Schließlich verweist die - im Vergleich zu den sonstigen Stellungnahmen sehr knapp gehaltene - Stellungnahme des Landesschulinspektors darauf, dass die Interpretationsfrage gar nicht gestellt werden hätte müssen, wenn es - der Ansicht der BF folgend - klar gewesen wäre, dass es sich um das in der Frage gestellte Intervall habe handeln müssen, da kein anderes genannt worden sei. Dies ist insofern nicht zutreffend, als die entscheidende Antwortkomponente nicht (nur) die Angabe des Intervalls, sondern auch und vor allem - wie oben dargestellt - das Erkennen des Anwendungszusammenhanges "Strecke" bzw. "Weg" war. Es ist daher für das erkennende Gericht nicht nachvollziehbar, warum unter der Annahme, dass das Vorbringen der BF den Tatsachen entspricht, die Frage gänzlich sinnentleert erscheinen sollte.
Der Hinweis in der Stellungnahme des Landesschulinspektors, dass in der höheren Mathematik Präzision gefragt" wäre, mag durchaus zutreffend sein, geht aber im verfahrensgegenständlichen Fall insofern ins Leere, als es sich um eine Interpretationsfrage handelt, bei der naturgemäß eine "präzise" - im Sinne einer einzig korrekten - Beantwortung wie z.B. das Lösen einer Rechenaufgabe nicht anzunehmen ist, umso weniger dann, wenn der Lösungsschlüssel auch eine "(sinngemäß) korrekte Interpretation" zulässt.
Zusammenfassend ist daher festzuhalten, dass für das erkennende Gericht die Stellungnahme des Prüfers, der zu Folge die schriftliche Klausurprüfung der BF im Gegenstand Mathematik mit "Genügend" zu beurteilen gewesen wäre, mathematisch korrekt, schlüssig, frei von Widersprüchen, plausibel und nachvollziehbar erscheint, und daher dieser Beurteilungsvorschlag dem vorgegebenen Lösungsschlüssel entspricht. Die Stellungnahmen des Vorsitzenden der Prüfungskommission sowie des Landesschulinspektors lassen sich nicht zwingend auf eine nicht korrekte Beantwortung der maßgeblichen Frage durch die BF schließen.

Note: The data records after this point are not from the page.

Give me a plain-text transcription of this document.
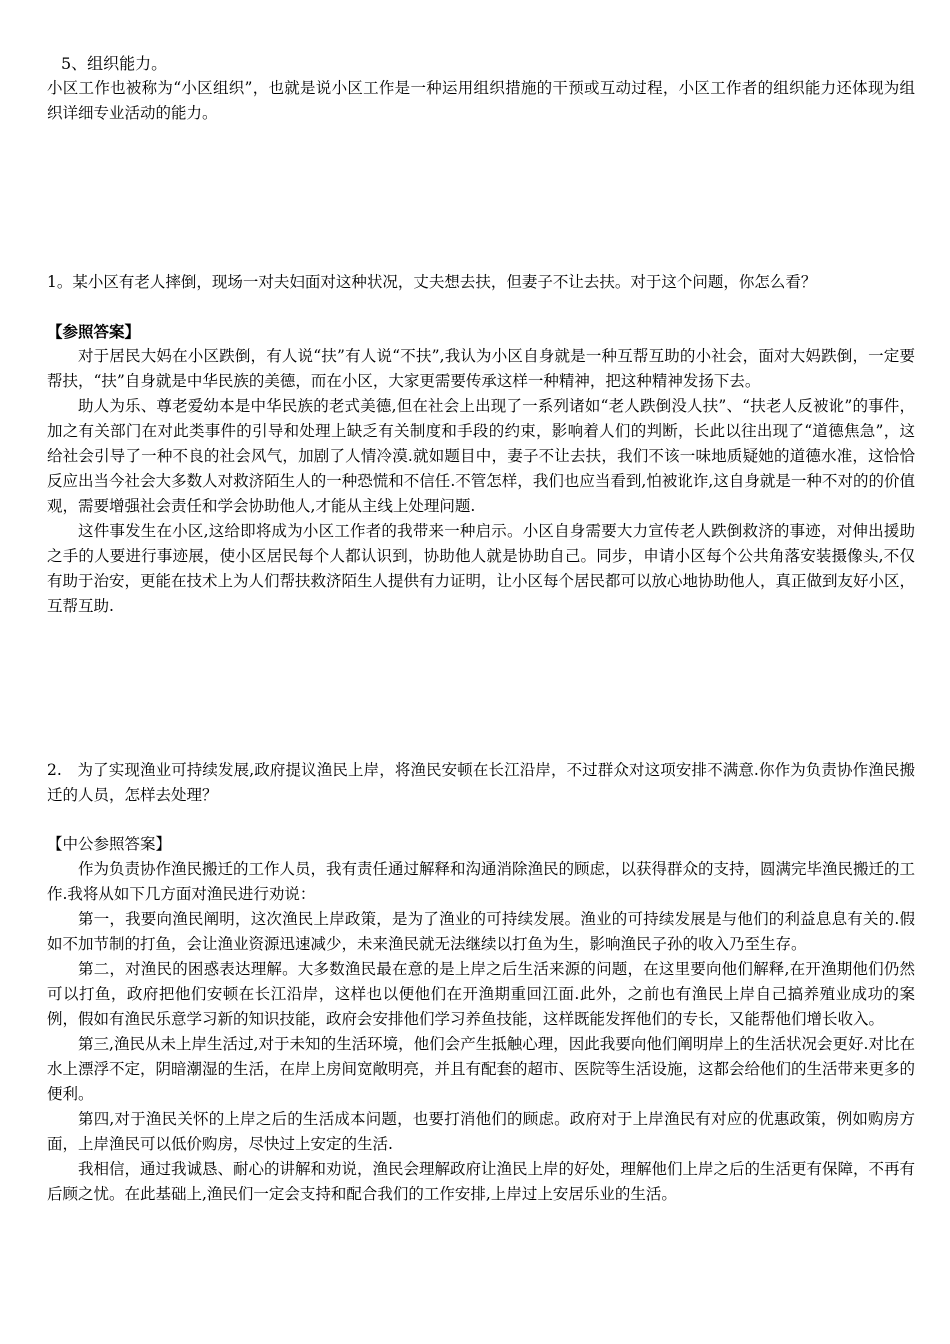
5、组织能力。

小区工作也被称为“小区组织”，也就是说小区工作是一种运用组织措施的干预或互动过程，小区工作者的组织能力还体现为组织详细专业活动的能力。

1。某小区有老人摔倒，现场一对夫妇面对这种状况，丈夫想去扶，但妻子不让去扶。对于这个问题，你怎么看？

【参照答案】

对于居民大妈在小区跌倒，有人说“扶”有人说“不扶”,我认为小区自身就是一种互帮互助的小社会，面对大妈跌倒，一定要帮扶，“扶”自身就是中华民族的美德，而在小区，大家更需要传承这样一种精神，把这种精神发扬下去。

助人为乐、尊老爱幼本是中华民族的老式美德,但在社会上出现了一系列诸如“老人跌倒没人扶”、“扶老人反被讹”的事件，加之有关部门在对此类事件的引导和处理上缺乏有关制度和手段的约束，影响着人们的判断，长此以往出现了“道德焦急”，这给社会引导了一种不良的社会风气，加剧了人情冷漠.就如题目中，妻子不让去扶，我们不该一味地质疑她的道德水准，这恰恰反应出当今社会大多数人对救济陌生人的一种恐慌和不信任.不管怎样，我们也应当看到,怕被讹诈,这自身就是一种不对的的价值观，需要增强社会责任和学会协助他人,才能从主线上处理问题.

这件事发生在小区,这给即将成为小区工作者的我带来一种启示。小区自身需要大力宣传老人跌倒救济的事迹，对伸出援助之手的人要进行事迹展，使小区居民每个人都认识到，协助他人就是协助自己。同步，申请小区每个公共角落安装摄像头,不仅有助于治安，更能在技术上为人们帮扶救济陌生人提供有力证明，让小区每个居民都可以放心地协助他人，真正做到友好小区，互帮互助.

2.　为了实现渔业可持续发展,政府提议渔民上岸，将渔民安顿在长江沿岸，不过群众对这项安排不满意.你作为负责协作渔民搬迁的人员，怎样去处理？

【中公参照答案】

作为负责协作渔民搬迁的工作人员，我有责任通过解释和沟通消除渔民的顾虑，以获得群众的支持，圆满完毕渔民搬迁的工作.我将从如下几方面对渔民进行劝说：

第一，我要向渔民阐明，这次渔民上岸政策，是为了渔业的可持续发展。渔业的可持续发展是与他们的利益息息有关的.假如不加节制的打鱼，会让渔业资源迅速减少，未来渔民就无法继续以打鱼为生，影响渔民子孙的收入乃至生存。

第二，对渔民的困惑表达理解。大多数渔民最在意的是上岸之后生活来源的问题，在这里要向他们解释,在开渔期他们仍然可以打鱼，政府把他们安顿在长江沿岸，这样也以便他们在开渔期重回江面.此外，之前也有渔民上岸自己搞养殖业成功的案例，假如有渔民乐意学习新的知识技能，政府会安排他们学习养鱼技能，这样既能发挥他们的专长，又能帮他们增长收入。

第三,渔民从未上岸生活过,对于未知的生活环境，他们会产生抵触心理，因此我要向他们阐明岸上的生活状况会更好.对比在水上漂浮不定，阴暗潮湿的生活，在岸上房间宽敞明亮，并且有配套的超市、医院等生活设施，这都会给他们的生活带来更多的便利。

第四,对于渔民关怀的上岸之后的生活成本问题，也要打消他们的顾虑。政府对于上岸渔民有对应的优惠政策，例如购房方面，上岸渔民可以低价购房，尽快过上安定的生活.

我相信，通过我诚恳、耐心的讲解和劝说，渔民会理解政府让渔民上岸的好处，理解他们上岸之后的生活更有保障，不再有后顾之忧。在此基础上,渔民们一定会支持和配合我们的工作安排,上岸过上安居乐业的生活。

Die Leistung der BF im Gegenstand Mathematik (schriftlich) wäre demnach von der Prüfungskommission - dem begründeten Vorschlag des Prüfers folgend - mit "Genügend" zu beurteilen gewesen.
Es war daher gemäß Spruchpunkt A) 2. zu entscheiden.
Gemäß § 25a Abs. 1 Verwaltungsgerichtshofgesetz (VwGG), BGBl. Nr. 10/1985 i.d.g.F., hat das Verwaltungsgericht im Spruch seines Erkenntnisses oder Beschlusses auszusprechen, ob die Revision gemäß Art. 133 Abs. 4 B-VG zulässig ist. Der Ausspruch ist kurz zu begründen.
Die Revision ist gemäß Art 133 Abs. 4 B-VG nicht zulässig, weil die Entscheidung nicht von der Lösung einer Rechtsfrage abhängt, der grundsätzliche Bedeutung zukommt. Weder weicht die gegenständliche Entscheidung von der bisherigen Rechtsprechung des Verwaltungsgerichtshofes ab, noch fehlt es an einer Rechtsprechung; weiters ist die vorliegende Rechtsprechung des Verwaltungsgerichtshofes auch nicht als uneinheitlich zu beurteilen. (vgl. dazu die jeweils zitierten Erkenntnisse des VwGH). Auch liegen keine sonstigen Hinweise auf eine grundsätzliche Bedeutung der zu lösenden Rechtsfrage vor.